Intel AVX-512 【Intel Advanced Vector Extensions 512】
概要
Intel AVX-512(Intel Advanced Vector Extensions 512)とは、米インテル(Intel)社のCPU(マイクロプロセッサ/MPU)に実装された拡張命令セットの一つで、複数のデータに一度に同じ演算を行うSIMD方式の処理を実行するためのもの。従来の倍となる512ビットのデータを一度に処理することができる。SIMD命令セットのIntel AVX/AVX2をさらに発展させたもので、大量のデータに同種の演算を行う必要のある動画の圧縮・展開や3次元グラフィックス(3DCG)の描画、データの暗号化・復号、機械学習などの人工知能システムで利用される。

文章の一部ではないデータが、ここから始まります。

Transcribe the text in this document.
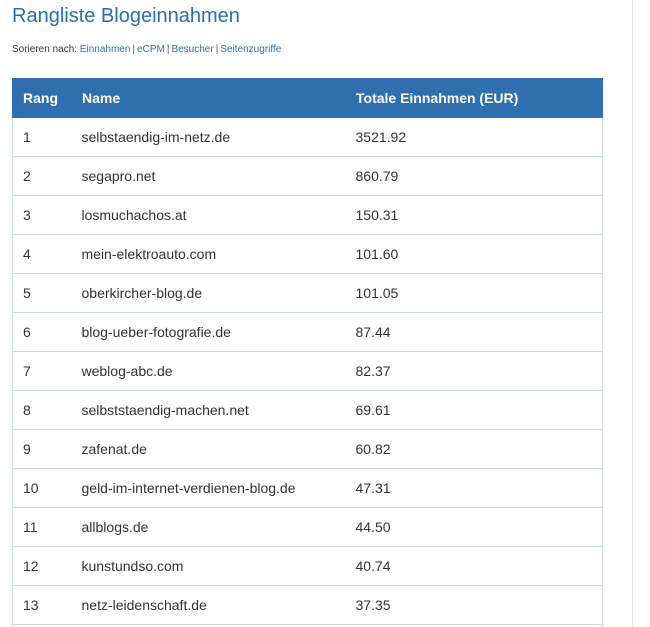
Rangliste Blogeinnahmen
Sorieren nach: Einnahmen | eCPM | Besucher | Seitenzugriffe
Rang	Name	Totale Einnahmen (EUR)
1	selbstaendig-im-netz.de	3521.92
2	segapro.net	860.79
3	losmuchachos.at	150.31
4	mein-elektroauto.com	101.60
5	oberkircher-blog.de	101.05
6	blog-ueber-fotografie.de	87.44
7	weblog-abc.de	82.37
8	selbststaendig-machen.net	69.61
9	zafenat.de	60.82
10	geld-im-internet-verdienen-blog.de	47.31
11	allblogs.de	44.50
12	kunstundso.com	40.74
13	netz-leidenschaft.de	37.35
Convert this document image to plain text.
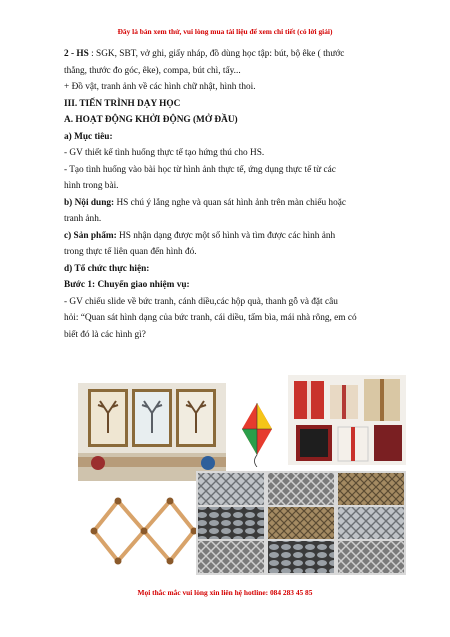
Đây là bản xem thử, vui lòng mua tài liệu để xem chi tiết (có lời giải)
2 - HS : SGK, SBT, vở ghi, giấy nháp, đồ dùng học tập: bút, bộ êke ( thước
thẳng, thước đo góc, êke), compa, bút chì, tẩy...
+ Đồ vật, tranh ảnh về các hình chữ nhật, hình thoi.
III. TIẾN TRÌNH DẠY HỌC
A. HOẠT ĐỘNG KHỞI ĐỘNG (MỞ ĐẦU)
a) Mục tiêu:
- GV thiết kế tình huống thực tế tạo hứng thú cho HS.
- Tạo tình huống vào bài học từ hình ảnh thực tế, ứng dụng thực tế từ các
hình trong bài.
b) Nội dung: HS chú ý lắng nghe và quan sát hình ảnh trên màn chiếu hoặc
tranh ảnh.
c) Sản phẩm: HS nhận dạng được một số hình và tìm được các hình ảnh
trong thực tế liên quan đến hình đó.
d) Tổ chức thực hiện:
Bước 1: Chuyển giao nhiệm vụ:
- GV chiếu slide về bức tranh, cánh diều,các hộp quà, thanh gỗ và đặt câu
hỏi: “Quan sát hình dạng của bức tranh, cái diều, tấm bìa, mái nhà rông, em có
biết đó là các hình gì?
Mọi thắc mắc vui lòng xin liên hệ hotline: 084 283 45 85
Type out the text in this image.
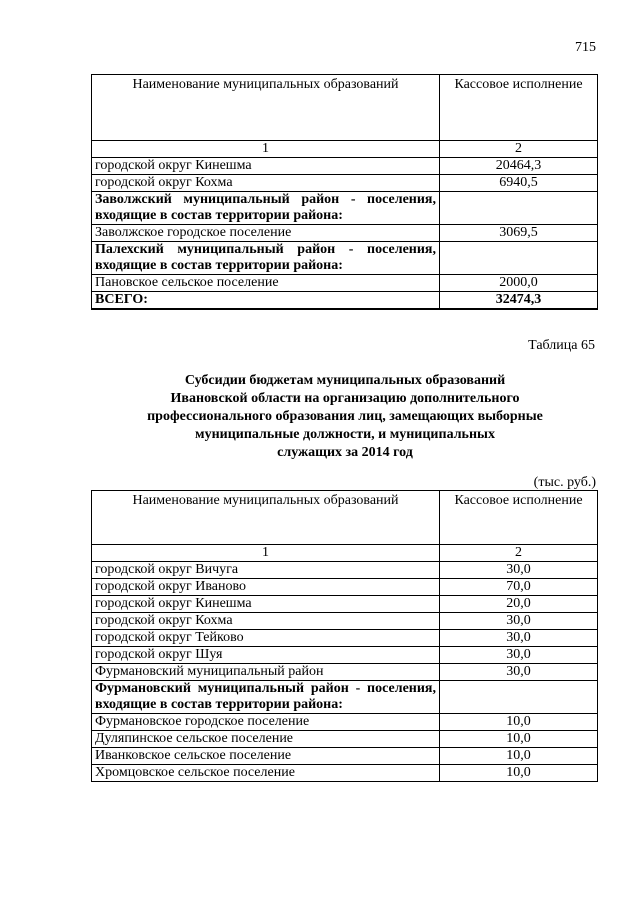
715
Наименование муниципальных образований	Кассовое исполнение
1	2
городской округ Кинешма	20464,3
городской округ Кохма	6940,5
Заволжский муниципальный район - поселения, входящие в состав территории района:	
Заволжское городское поселение	3069,5
Палехский муниципальный район - поселения, входящие в состав территории района:	
Пановское сельское поселение	2000,0
ВСЕГО:	32474,3
Таблица 65
Субсидии бюджетам муниципальных образований
Ивановской области на организацию дополнительного
профессионального образования лиц, замещающих выборные
муниципальные должности, и муниципальных
служащих за 2014 год
(тыс. руб.)
Наименование муниципальных образований	Кассовое исполнение
1	2
городской округ Вичуга	30,0
городской округ Иваново	70,0
городской округ Кинешма	20,0
городской округ Кохма	30,0
городской округ Тейково	30,0
городской округ Шуя	30,0
Фурмановский муниципальный район	30,0
Фурмановский муниципальный район - поселения, входящие в состав территории района:	
Фурмановское городское поселение	10,0
Дуляпинское сельское поселение	10,0
Иванковское сельское поселение	10,0
Хромцовское сельское поселение	10,0
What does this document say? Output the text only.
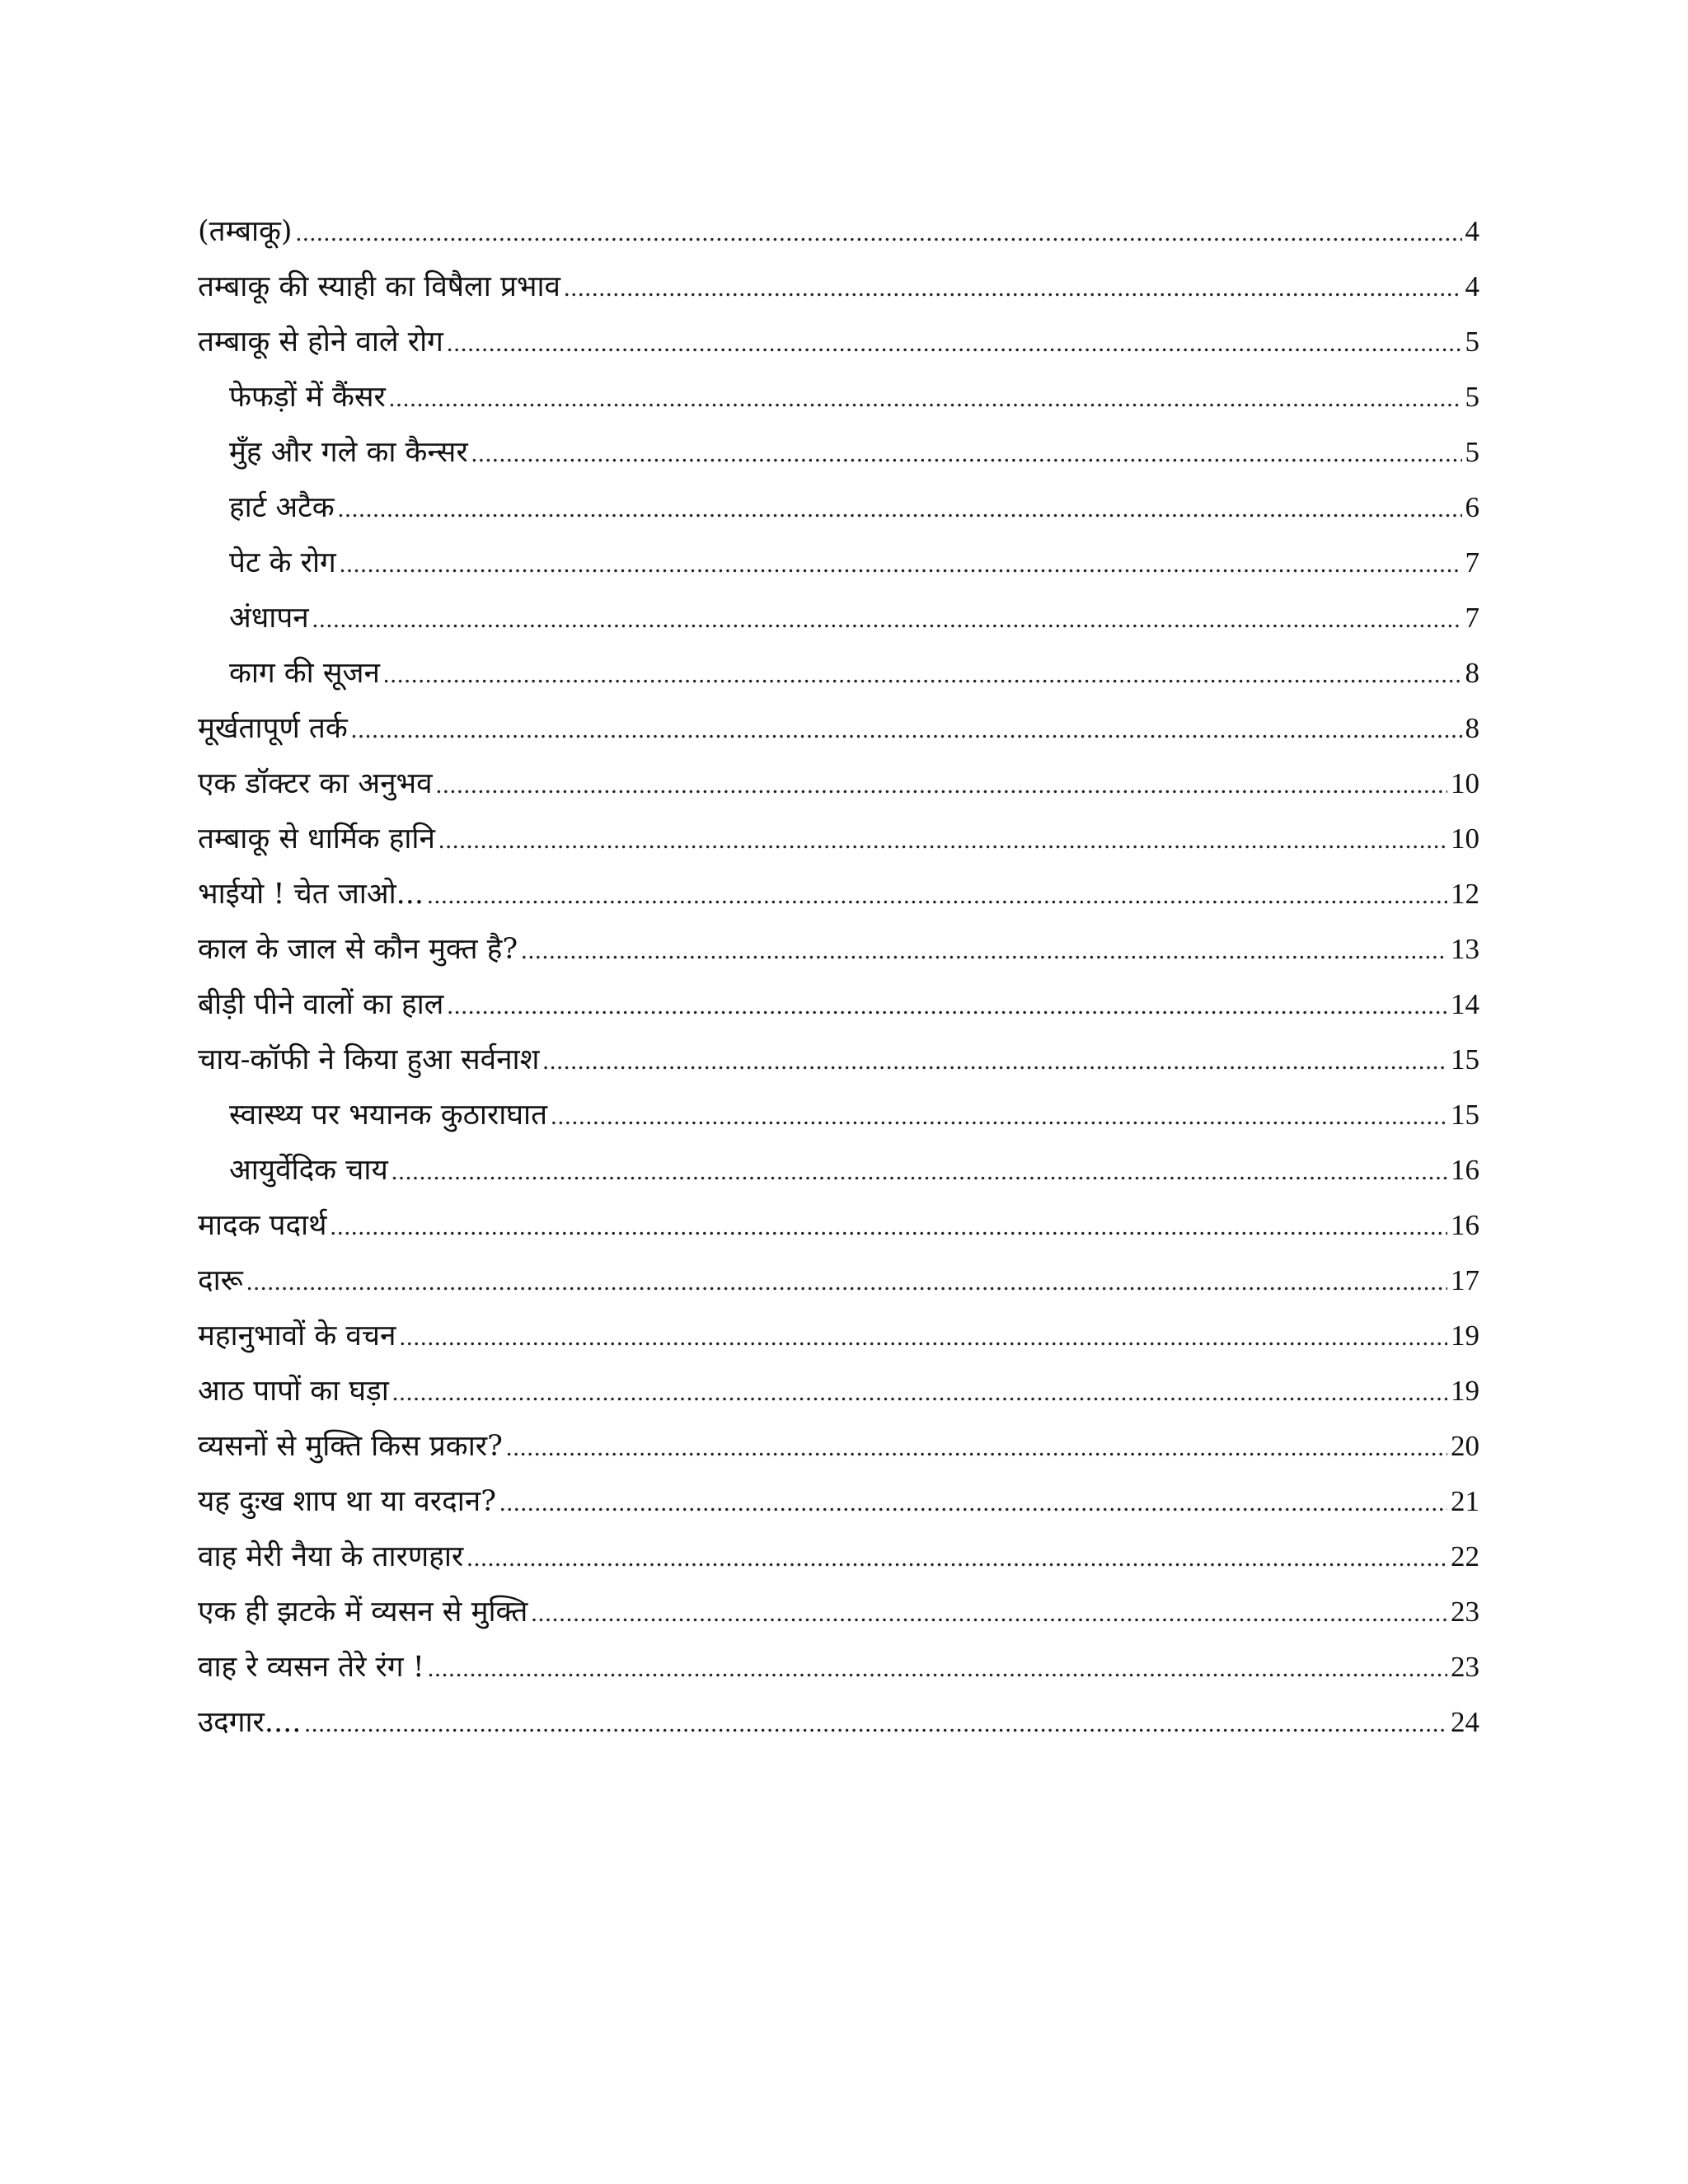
(तम्बाकू) .....	4
तम्बाकू की स्याही का विषैला प्रभाव .....	4
तम्बाकू से होने वाले रोग .....	5
फेफड़ों में कैंसर .....	5
मुँह और गले का कैन्सर .....	5
हार्ट अटैक .....	6
पेट के रोग .....	7
अंधापन .....	7
काग की सूजन .....	8
मूर्खतापूर्ण तर्क .....	8
एक डॉक्टर का अनुभव .....	10
तम्बाकू से धार्मिक हानि .....	10
भाईयो ! चेत जाओ... .....	12
काल के जाल से कौन मुक्त है? .....	13
बीड़ी पीने वालों का हाल .....	14
चाय-कॉफी ने किया हुआ सर्वनाश .....	15
स्वास्थ्य पर भयानक कुठाराघात .....	15
आयुर्वेदिक चाय .....	16
मादक पदार्थ .....	16
दारू .....	17
महानुभावों के वचन .....	19
आठ पापों का घड़ा .....	19
व्यसनों से मुक्ति किस प्रकार? .....	20
यह दुःख शाप था या वरदान? .....	21
वाह मेरी नैया के तारणहार .....	22
एक ही झटके में व्यसन से मुक्ति .....	23
वाह रे व्यसन तेरे रंग ! .....	23
उदगार.... .....	24
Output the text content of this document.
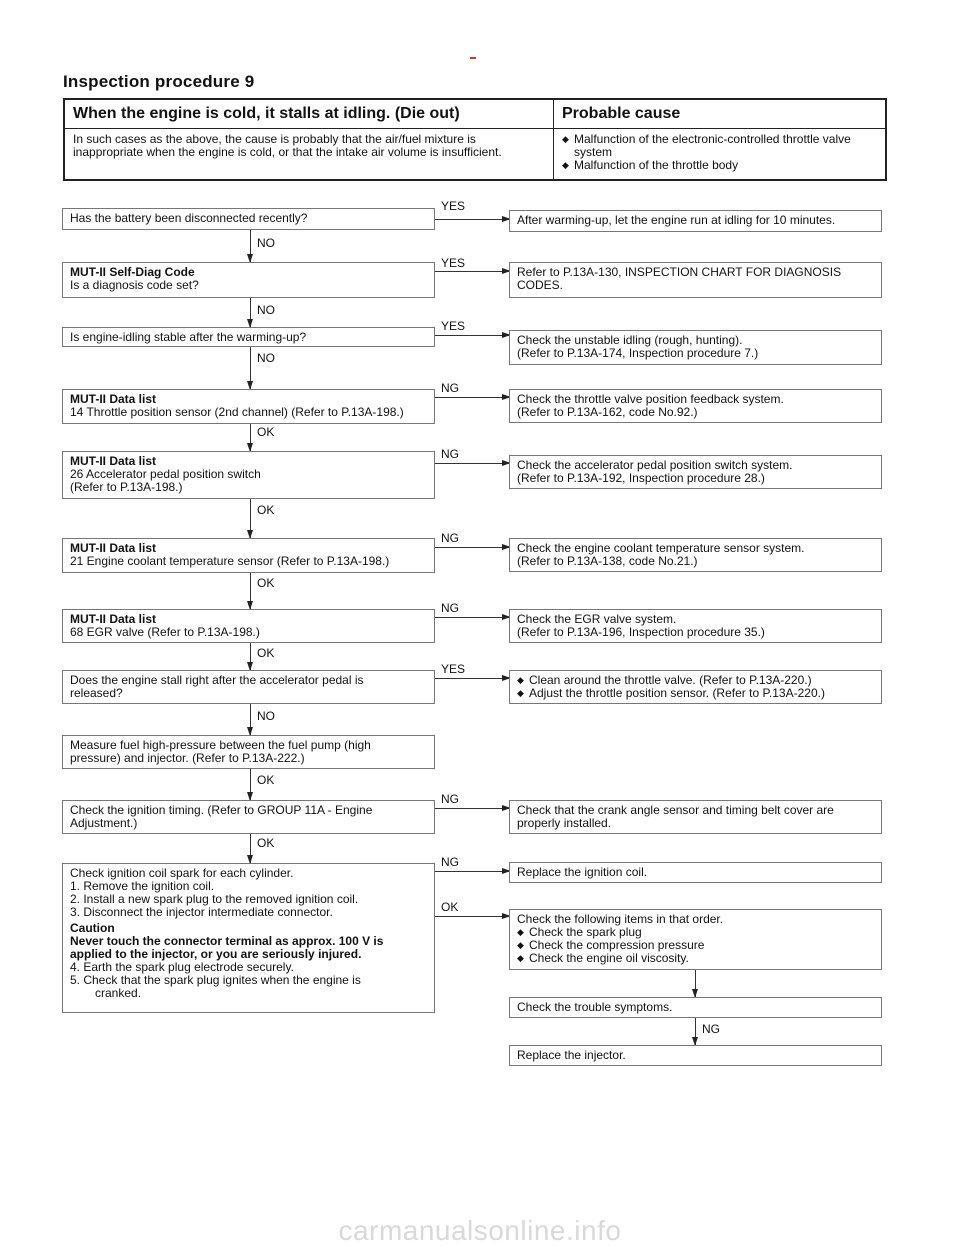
Inspection procedure 9
When the engine is cold, it stalls at idling. (Die out)	Probable cause
In such cases as the above, the cause is probably that the air/fuel mixture is inappropriate when the engine is cold, or that the intake air volume is insufficient.	◆ Malfunction of the electronic-controlled throttle valve system
◆ Malfunction of the throttle body
Has the battery been disconnected recently?
YES
After warming-up, let the engine run at idling for 10 minutes.
NO
MUT-II Self-Diag Code
Is a diagnosis code set?
YES
Refer to P.13A-130, INSPECTION CHART FOR DIAGNOSIS
CODES.
NO
Is engine-idling stable after the warming-up?
YES
Check the unstable idling (rough, hunting).
(Refer to P.13A-174, Inspection procedure 7.)
NO
MUT-II Data list
14 Throttle position sensor (2nd channel) (Refer to P.13A-198.)
NG
Check the throttle valve position feedback system.
(Refer to P.13A-162, code No.92.)
OK
MUT-II Data list
26 Accelerator pedal position switch
(Refer to P.13A-198.)
NG
Check the accelerator pedal position switch system.
(Refer to P.13A-192, Inspection procedure 28.)
OK
MUT-II Data list
21 Engine coolant temperature sensor (Refer to P.13A-198.)
NG
Check the engine coolant temperature sensor system.
(Refer to P.13A-138, code No.21.)
OK
MUT-II Data list
68 EGR valve (Refer to P.13A-198.)
NG
Check the EGR valve system.
(Refer to P.13A-196, Inspection procedure 35.)
OK
Does the engine stall right after the accelerator pedal is
released?
YES
◆ Clean around the throttle valve. (Refer to P.13A-220.)
◆ Adjust the throttle position sensor. (Refer to P.13A-220.)
NO
Measure fuel high-pressure between the fuel pump (high
pressure) and injector. (Refer to P.13A-222.)
OK
Check the ignition timing. (Refer to GROUP 11A - Engine
Adjustment.)
NG
Check that the crank angle sensor and timing belt cover are
properly installed.
OK
Check ignition coil spark for each cylinder.
1. Remove the ignition coil.
2. Install a new spark plug to the removed ignition coil.
3. Disconnect the injector intermediate connector.
Caution
Never touch the connector terminal as approx. 100 V is
applied to the injector, or you are seriously injured.
4. Earth the spark plug electrode securely.
5. Check that the spark plug ignites when the engine is
cranked.
NG
Replace the ignition coil.
OK
Check the following items in that order.
◆ Check the spark plug
◆ Check the compression pressure
◆ Check the engine oil viscosity.
Check the trouble symptoms.
NG
Replace the injector.
carmanualsonline.info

512ビット長のZMMレジスタを32本搭載しており、レジスタ1本あたり単精度浮動小数点数なら16個、倍精度浮動小数点数なら8個の数値を一つの命令で処理できる。積和演算(FMA:Fused Multiply-Add)と呼ばれる、乗算一つと加算一つを組み合わせた計算を一度に実行できる命令セットも追加された。
AVX-512の機能は多岐にわたっており、一つのプロセッサがすべての機能に対応しているとは限らない。機械学習などで多用される短い整数(8ビット/16ビット)の演算を高速化する追加仕様「AVX-512 VNNI」(Vector Neural Network instructions)はAVX-2へ逆移植(バックポート)された。
Intel AVX-512は2012年のXeon Phiに初めて搭載され、Intel Xeonシリーズなど高性能サーバ向けプロセッサ製品に採用されている。第10世代Intel Coreプロセッサの一部製品などにも標準で搭載されたが、第12世代の2種類のコア(Pコア/Eコア)のうち高効率のEコアでは非対応となっており、端末向けの製品には搭載しない方針に転換している。